Dollar ascendant as Fed cut bets pared, jawboning props up yen

TOKYO : The U.S. dollar hovered near a 4-1/2-month high against major peers on Tuesday as traders rushed to push back bets for the Federal Reserve’s first interest rate cut this year.

The dollar held close to a six-week peak versus the euro and sterling reached on Monday, after U.S. data unexpectedly showed the first expansion in manufacturing since September 2022.

Fears of intervention by Japanese officials limited dollar gains against the yen, even as long-term U.S. Treasury yields – which the currency pair tends to track – jumped more than 14 basis points to a two-week top at 4.337 per cent overnight.

Gold, which performs best when yields are falling, was knocked back from a record peak.

The U.S. rate futures market now factors in 61.3 per cent odds of a Fed rate cut in June, down from about 70.1 per cent probability a week ago, according to the CME’s FedWatch tool.

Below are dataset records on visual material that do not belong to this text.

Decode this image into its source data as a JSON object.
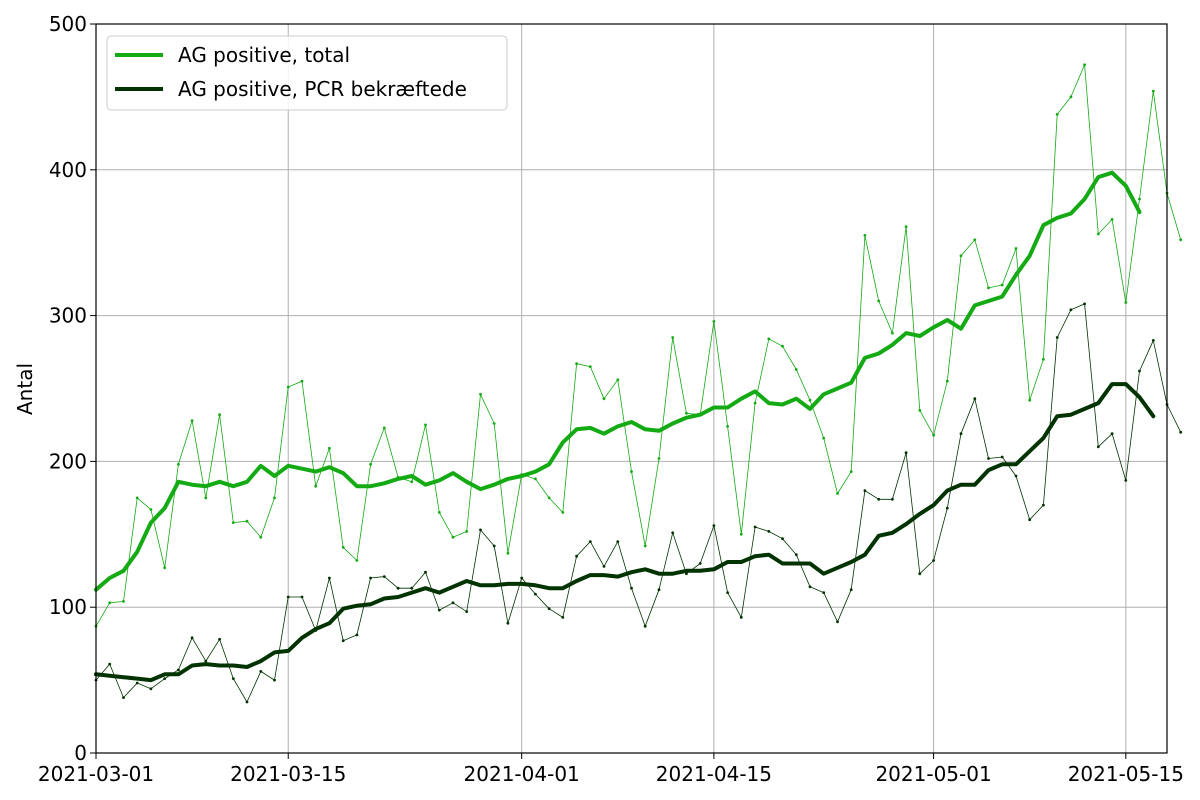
{
  "chart_data": {
    "type": "line",
    "title": "",
    "xlabel": "",
    "ylabel": "Antal",
    "xlim": [
      "2021-03-01",
      "2021-05-18"
    ],
    "ylim": [
      0,
      500
    ],
    "yticks": [
      0,
      100,
      200,
      300,
      400,
      500
    ],
    "xticks": [
      "2021-03-01",
      "2021-03-15",
      "2021-04-01",
      "2021-04-15",
      "2021-05-01",
      "2021-05-15"
    ],
    "grid": true,
    "legend_position": "top-left",
    "series": [
      {
        "name": "AG positive, total",
        "kind": "smoothed",
        "color": "#14aa14",
        "values": [
          112,
          120,
          125,
          138,
          158,
          168,
          186,
          184,
          183,
          186,
          183,
          186,
          197,
          190,
          197,
          195,
          193,
          196,
          192,
          183,
          183,
          185,
          188,
          190,
          184,
          187,
          192,
          186,
          181,
          184,
          188,
          190,
          193,
          198,
          213,
          222,
          223,
          219,
          224,
          227,
          222,
          221,
          226,
          230,
          232,
          237,
          237,
          243,
          248,
          240,
          239,
          243,
          236,
          246,
          250,
          254,
          271,
          274,
          280,
          288,
          286,
          292,
          297,
          291,
          307,
          310,
          313,
          328,
          341,
          362,
          367,
          370,
          380,
          395,
          398,
          389,
          371
        ]
      },
      {
        "name": "AG positive, PCR bekræftede",
        "kind": "smoothed",
        "color": "#003300",
        "values": [
          54,
          53,
          52,
          51,
          50,
          54,
          54,
          60,
          61,
          60,
          60,
          59,
          63,
          69,
          70,
          79,
          85,
          89,
          99,
          101,
          102,
          106,
          107,
          110,
          113,
          110,
          114,
          118,
          115,
          115,
          116,
          116,
          115,
          113,
          113,
          118,
          122,
          122,
          121,
          124,
          126,
          123,
          123,
          125,
          125,
          126,
          131,
          131,
          135,
          136,
          130,
          130,
          130,
          123,
          127,
          131,
          136,
          149,
          151,
          157,
          164,
          170,
          180,
          184,
          184,
          194,
          198,
          198,
          207,
          216,
          231,
          232,
          236,
          240,
          253,
          253,
          244,
          231
        ]
      },
      {
        "name": "",
        "kind": "daily",
        "color": "#14aa14",
        "values": [
          87,
          103,
          104,
          175,
          167,
          127,
          198,
          228,
          175,
          232,
          158,
          159,
          148,
          175,
          251,
          255,
          183,
          209,
          141,
          132,
          198,
          223,
          189,
          186,
          225,
          165,
          148,
          152,
          246,
          226,
          137,
          191,
          188,
          175,
          165,
          267,
          265,
          243,
          256,
          193,
          142,
          202,
          285,
          233,
          232,
          296,
          224,
          150,
          240,
          284,
          279,
          263,
          242,
          216,
          178,
          193,
          355,
          310,
          288,
          361,
          235,
          218,
          255,
          341,
          352,
          319,
          321,
          346,
          242,
          270,
          438,
          450,
          472,
          356,
          366,
          309,
          380,
          454,
          384,
          352
        ]
      },
      {
        "name": "",
        "kind": "daily",
        "color": "#003300",
        "values": [
          50,
          61,
          38,
          48,
          44,
          51,
          57,
          79,
          63,
          78,
          51,
          35,
          56,
          50,
          107,
          107,
          84,
          120,
          77,
          81,
          120,
          121,
          113,
          113,
          124,
          98,
          103,
          97,
          153,
          142,
          89,
          120,
          109,
          99,
          93,
          135,
          145,
          128,
          145,
          113,
          87,
          112,
          151,
          123,
          130,
          156,
          110,
          93,
          155,
          152,
          147,
          136,
          114,
          110,
          90,
          112,
          180,
          174,
          174,
          206,
          123,
          132,
          168,
          219,
          243,
          202,
          203,
          190,
          160,
          170,
          285,
          304,
          308,
          210,
          219,
          187,
          262,
          283,
          239,
          220
        ]
      }
    ]
  }
}
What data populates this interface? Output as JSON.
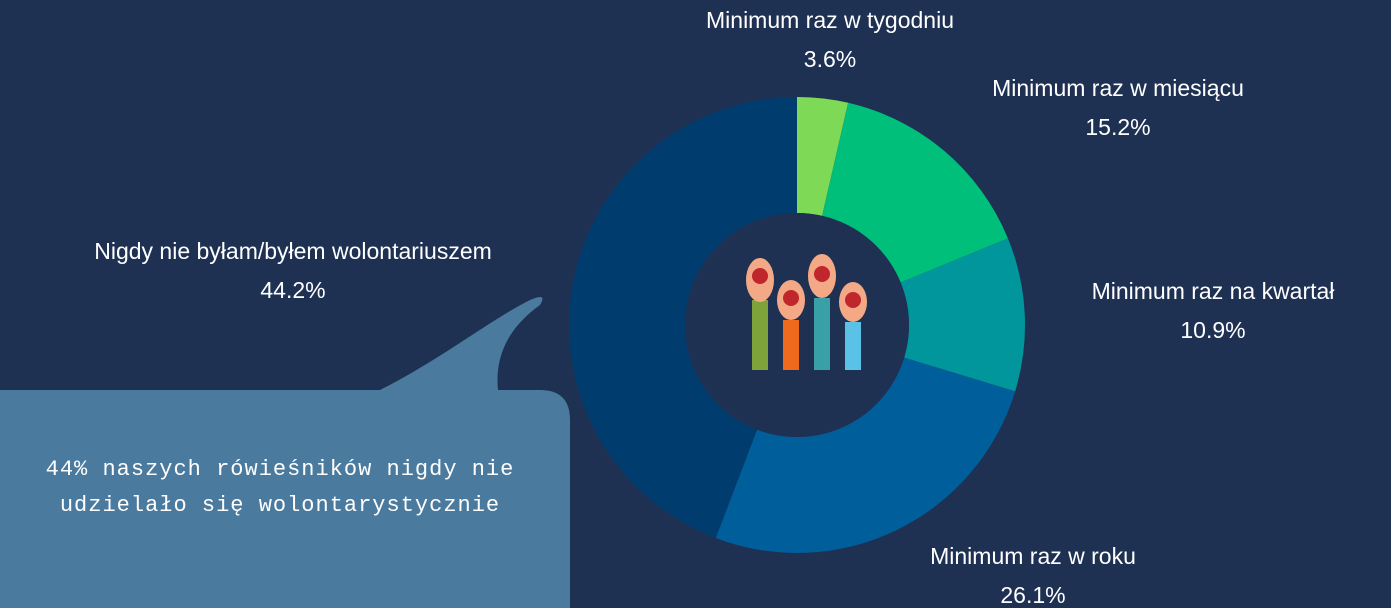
{
  "chart_data": {
    "type": "donut",
    "categories": [
      "Minimum raz w tygodniu",
      "Minimum raz w miesiącu",
      "Minimum raz na kwartał",
      "Minimum raz w roku",
      "Nigdy nie byłam/byłem wolontariuszem"
    ],
    "values": [
      3.6,
      15.2,
      10.9,
      26.1,
      44.2
    ],
    "value_labels": [
      "3.6%",
      "15.2%",
      "10.9%",
      "26.1%",
      "44.2%"
    ],
    "colors": [
      "#7ed957",
      "#00bf7a",
      "#00969b",
      "#005e9a",
      "#003d6e"
    ],
    "annotation": "44% naszych rówieśników nigdy nie udzielało się wolontarystycznie"
  }
}
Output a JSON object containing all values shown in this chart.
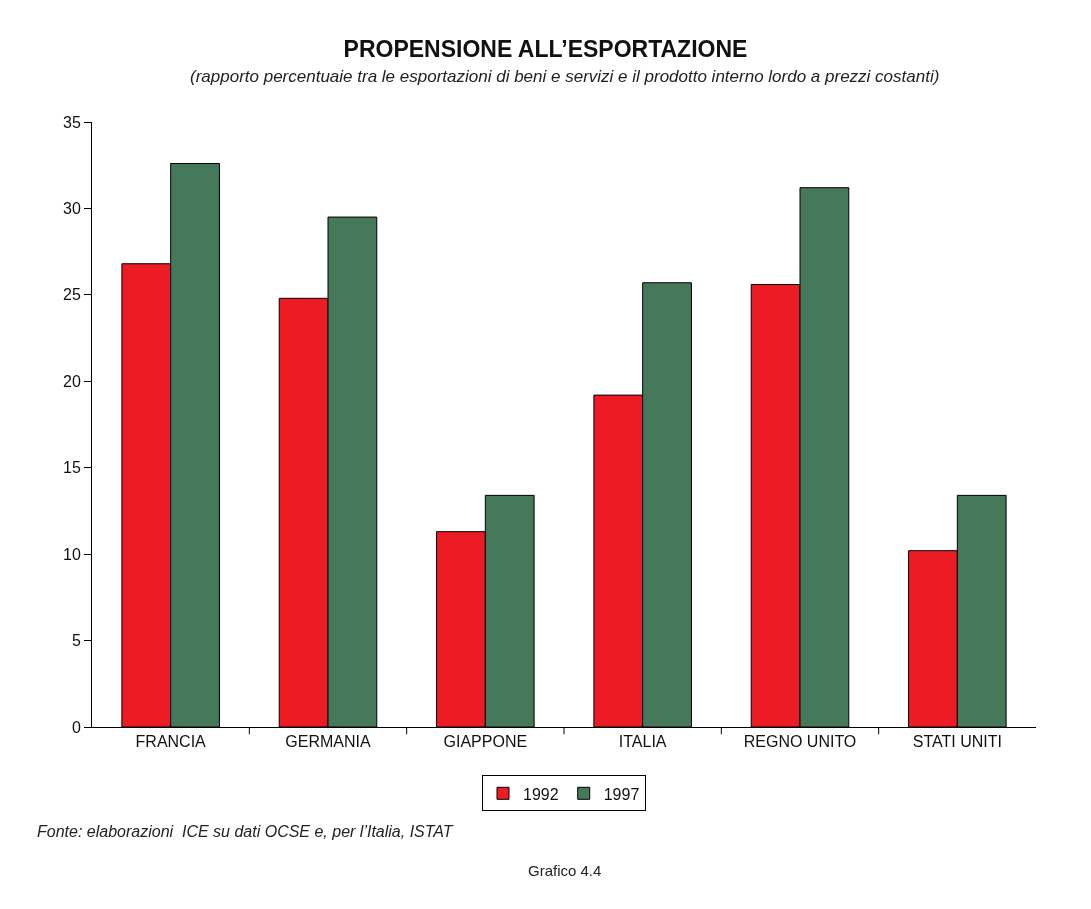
{
  "chart_data": {
    "type": "bar",
    "title": "PROPENSIONE ALL’ESPORTAZIONE",
    "subtitle": "(rapporto percentuaie tra le esportazioni di beni e servizi e il prodotto interno lordo a prezzi costanti)",
    "categories": [
      "FRANCIA",
      "GERMANIA",
      "GIAPPONE",
      "ITALIA",
      "REGNO UNITO",
      "STATI UNITI"
    ],
    "series": [
      {
        "name": "1992",
        "color": "#ed1c24",
        "values": [
          26.8,
          24.8,
          11.3,
          19.2,
          25.6,
          10.2
        ]
      },
      {
        "name": "1997",
        "color": "#46785a",
        "values": [
          32.6,
          29.5,
          13.4,
          25.7,
          31.2,
          13.4
        ]
      }
    ],
    "ylim": [
      0,
      35
    ],
    "yticks": [
      0,
      5,
      10,
      15,
      20,
      25,
      30,
      35
    ],
    "grid": false,
    "legend": "bottom",
    "annotations": [
      "Fonte: elaborazioni  ICE su dati OCSE e, per l’Italia, ISTAT",
      "Grafico 4.4"
    ]
  }
}
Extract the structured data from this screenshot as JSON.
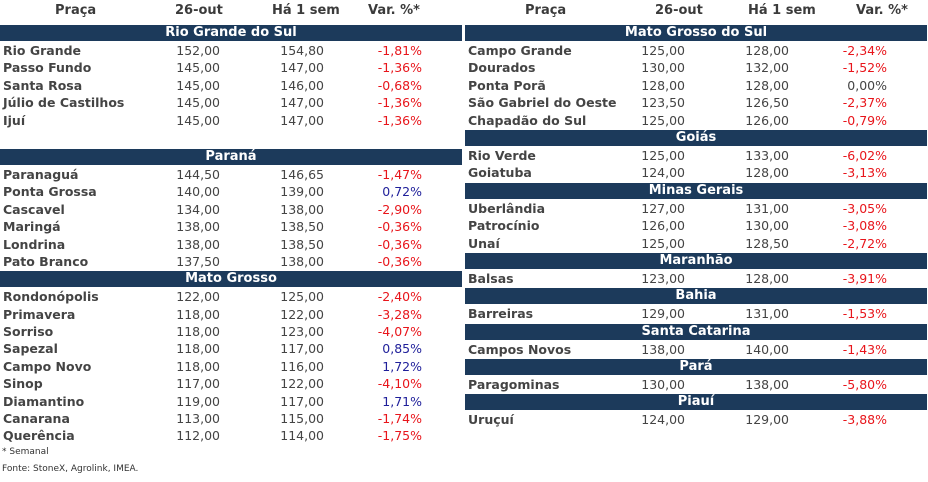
{
  "headers": {
    "praca": "Praça",
    "date": "26-out",
    "week": "Há 1 sem",
    "var": "Var. %*"
  },
  "left": [
    {
      "region": "Rio Grande do Sul",
      "rows": [
        [
          "Rio Grande",
          "152,00",
          "154,80",
          "-1,81%"
        ],
        [
          "Passo Fundo",
          "145,00",
          "147,00",
          "-1,36%"
        ],
        [
          "Santa Rosa",
          "145,00",
          "146,00",
          "-0,68%"
        ],
        [
          "Júlio de Castilhos",
          "145,00",
          "147,00",
          "-1,36%"
        ],
        [
          "Ijuí",
          "145,00",
          "147,00",
          "-1,36%"
        ]
      ]
    },
    {
      "region": "Paraná",
      "rows": [
        [
          "Paranaguá",
          "144,50",
          "146,65",
          "-1,47%"
        ],
        [
          "Ponta Grossa",
          "140,00",
          "139,00",
          "0,72%"
        ],
        [
          "Cascavel",
          "134,00",
          "138,00",
          "-2,90%"
        ],
        [
          "Maringá",
          "138,00",
          "138,50",
          "-0,36%"
        ],
        [
          "Londrina",
          "138,00",
          "138,50",
          "-0,36%"
        ],
        [
          "Pato Branco",
          "137,50",
          "138,00",
          "-0,36%"
        ]
      ]
    },
    {
      "region": "Mato Grosso",
      "rows": [
        [
          "Rondonópolis",
          "122,00",
          "125,00",
          "-2,40%"
        ],
        [
          "Primavera",
          "118,00",
          "122,00",
          "-3,28%"
        ],
        [
          "Sorriso",
          "118,00",
          "123,00",
          "-4,07%"
        ],
        [
          "Sapezal",
          "118,00",
          "117,00",
          "0,85%"
        ],
        [
          "Campo Novo",
          "118,00",
          "116,00",
          "1,72%"
        ],
        [
          "Sinop",
          "117,00",
          "122,00",
          "-4,10%"
        ],
        [
          "Diamantino",
          "119,00",
          "117,00",
          "1,71%"
        ],
        [
          "Canarana",
          "113,00",
          "115,00",
          "-1,74%"
        ],
        [
          "Querência",
          "112,00",
          "114,00",
          "-1,75%"
        ]
      ]
    }
  ],
  "right": [
    {
      "region": "Mato Grosso do Sul",
      "rows": [
        [
          "Campo Grande",
          "125,00",
          "128,00",
          "-2,34%"
        ],
        [
          "Dourados",
          "130,00",
          "132,00",
          "-1,52%"
        ],
        [
          "Ponta Porã",
          "128,00",
          "128,00",
          "0,00%"
        ],
        [
          "São Gabriel do Oeste",
          "123,50",
          "126,50",
          "-2,37%"
        ],
        [
          "Chapadão do Sul",
          "125,00",
          "126,00",
          "-0,79%"
        ]
      ]
    },
    {
      "region": "Goiás",
      "rows": [
        [
          "Rio Verde",
          "125,00",
          "133,00",
          "-6,02%"
        ],
        [
          "Goiatuba",
          "124,00",
          "128,00",
          "-3,13%"
        ]
      ]
    },
    {
      "region": "Minas Gerais",
      "rows": [
        [
          "Uberlândia",
          "127,00",
          "131,00",
          "-3,05%"
        ],
        [
          "Patrocínio",
          "126,00",
          "130,00",
          "-3,08%"
        ],
        [
          "Unaí",
          "125,00",
          "128,50",
          "-2,72%"
        ]
      ]
    },
    {
      "region": "Maranhão",
      "rows": [
        [
          "Balsas",
          "123,00",
          "128,00",
          "-3,91%"
        ]
      ]
    },
    {
      "region": "Bahia",
      "rows": [
        [
          "Barreiras",
          "129,00",
          "131,00",
          "-1,53%"
        ]
      ]
    },
    {
      "region": "Santa Catarina",
      "rows": [
        [
          "Campos Novos",
          "138,00",
          "140,00",
          "-1,43%"
        ]
      ]
    },
    {
      "region": "Pará",
      "rows": [
        [
          "Paragominas",
          "130,00",
          "138,00",
          "-5,80%"
        ]
      ]
    },
    {
      "region": "Piauí",
      "rows": [
        [
          "Uruçuí",
          "124,00",
          "129,00",
          "-3,88%"
        ]
      ]
    }
  ],
  "footnote": {
    "semanal": "* Semanal",
    "fonte": "Fonte: StoneX, Agrolink, IMEA."
  },
  "colors": {
    "header_bg": "#1c3a5b",
    "negative": "#e8151b",
    "positive": "#1f1f9a"
  }
}
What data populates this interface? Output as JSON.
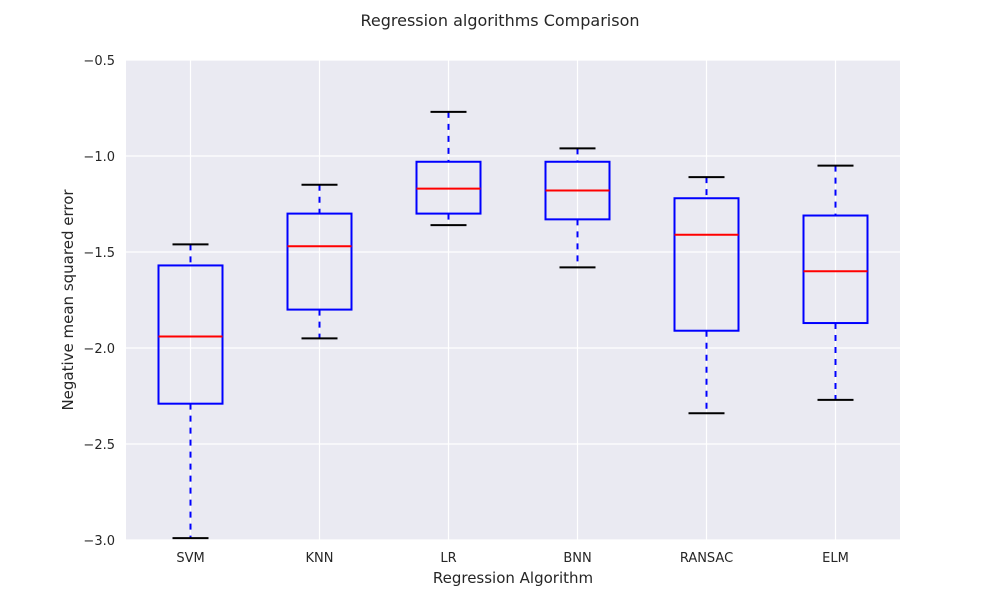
{
  "chart_data": {
    "type": "box",
    "title": "Regression algorithms Comparison",
    "xlabel": "Regression Algorithm",
    "ylabel": "Negative mean squared error",
    "ylim": [
      -3.0,
      -0.5
    ],
    "yticks": [
      -3.0,
      -2.5,
      -2.0,
      -1.5,
      -1.0,
      -0.5
    ],
    "ytick_labels": [
      "−3.0",
      "−2.5",
      "−2.0",
      "−1.5",
      "−1.0",
      "−0.5"
    ],
    "grid": true,
    "categories": [
      "SVM",
      "KNN",
      "LR",
      "BNN",
      "RANSAC",
      "ELM"
    ],
    "boxes": [
      {
        "label": "SVM",
        "whisker_low": -2.99,
        "q1": -2.29,
        "median": -1.94,
        "q3": -1.57,
        "whisker_high": -1.46
      },
      {
        "label": "KNN",
        "whisker_low": -1.95,
        "q1": -1.8,
        "median": -1.47,
        "q3": -1.3,
        "whisker_high": -1.15
      },
      {
        "label": "LR",
        "whisker_low": -1.36,
        "q1": -1.3,
        "median": -1.17,
        "q3": -1.03,
        "whisker_high": -0.77
      },
      {
        "label": "BNN",
        "whisker_low": -1.58,
        "q1": -1.33,
        "median": -1.18,
        "q3": -1.03,
        "whisker_high": -0.96
      },
      {
        "label": "RANSAC",
        "whisker_low": -2.34,
        "q1": -1.91,
        "median": -1.41,
        "q3": -1.22,
        "whisker_high": -1.11
      },
      {
        "label": "ELM",
        "whisker_low": -2.27,
        "q1": -1.87,
        "median": -1.6,
        "q3": -1.31,
        "whisker_high": -1.05
      }
    ],
    "colors": {
      "background": "#eaeaf2",
      "grid": "#ffffff",
      "box": "#0000ff",
      "median": "#ff0000",
      "cap": "#000000"
    }
  }
}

“The divergence of solid growth dynamics for the U.S. and waning Fed rate cut risk against sluggish growth for other FX majors suggests that any DXY dips should be seen as buying opportunities,” said Westpac’s head of currency strategy, Richard Franulovich, referring to the dollar index.

The dollar index, which measures the currency against the yen, euro, sterling and three other peers, edged 0.02 per cent higher to 105.02, following a 0.51 per cent rally to as high as 105.07 on Monday.

The euro slipped 0.08 per cent to $1.0733, sticking close to the overnight low of 1.0731. Sterling was 0.04 per cent lower at $1.25455 after sliding to $1.2540 in the prior session.

The Japanese yen firmed slightly on Tuesday to 151.565 per dollar, after dipping to 151.77 the previous day.

It reached a 34-year trough of 151.975 last week, spurring Japan to step up warnings of intervention. On Tuesday, Finance Minister Shunichi Suzuki reiterated that he wouldn’t rule out any options to respond to disorderly currency moves.

Japanese authorities intervened in 2022 when the yen slid toward a 32-year low of 152 to the dollar.

The yen’s slide has come despite the Bank of Japan’s first interest rate hike since 2007 last month, with officials cautious about further tightening amid a fragile exit from decades of deflation.

“Despite heightened risk of intervention, the BOJ’s policy stance remains very accommodative and Japanese data continue to show the fragility of their ‘virtuous cycle’ economic recovery,” said Westpac’s Franulovich.

“If intervention occurs, resultant flushes in USD/JPY below 150.00 could be relatively deep given the recent surge in leveraged shorts in JPY. However, they are still likely to be seen as buying opportunities once positioning has become more balanced.”

Elsewhere, the Australian dollar was flat at $0.6489, after skidding to a nearly one-month low of $0.64815 on Monday.

New Zealand’s kiwi dollar eased 0.07 per cent to $0.5949, edging back toward the 4-1/2-month trough at $0.59395 from overnight.

Spot gold edged up 0.11 per cent to $2,253.09, after dropping back from a record high at $2,265.49 in the previous session.

Leading cryptocurrency bitcoin declined 0.87 per cent to $69,158, but was well within its relatively narrow trading range of the past week.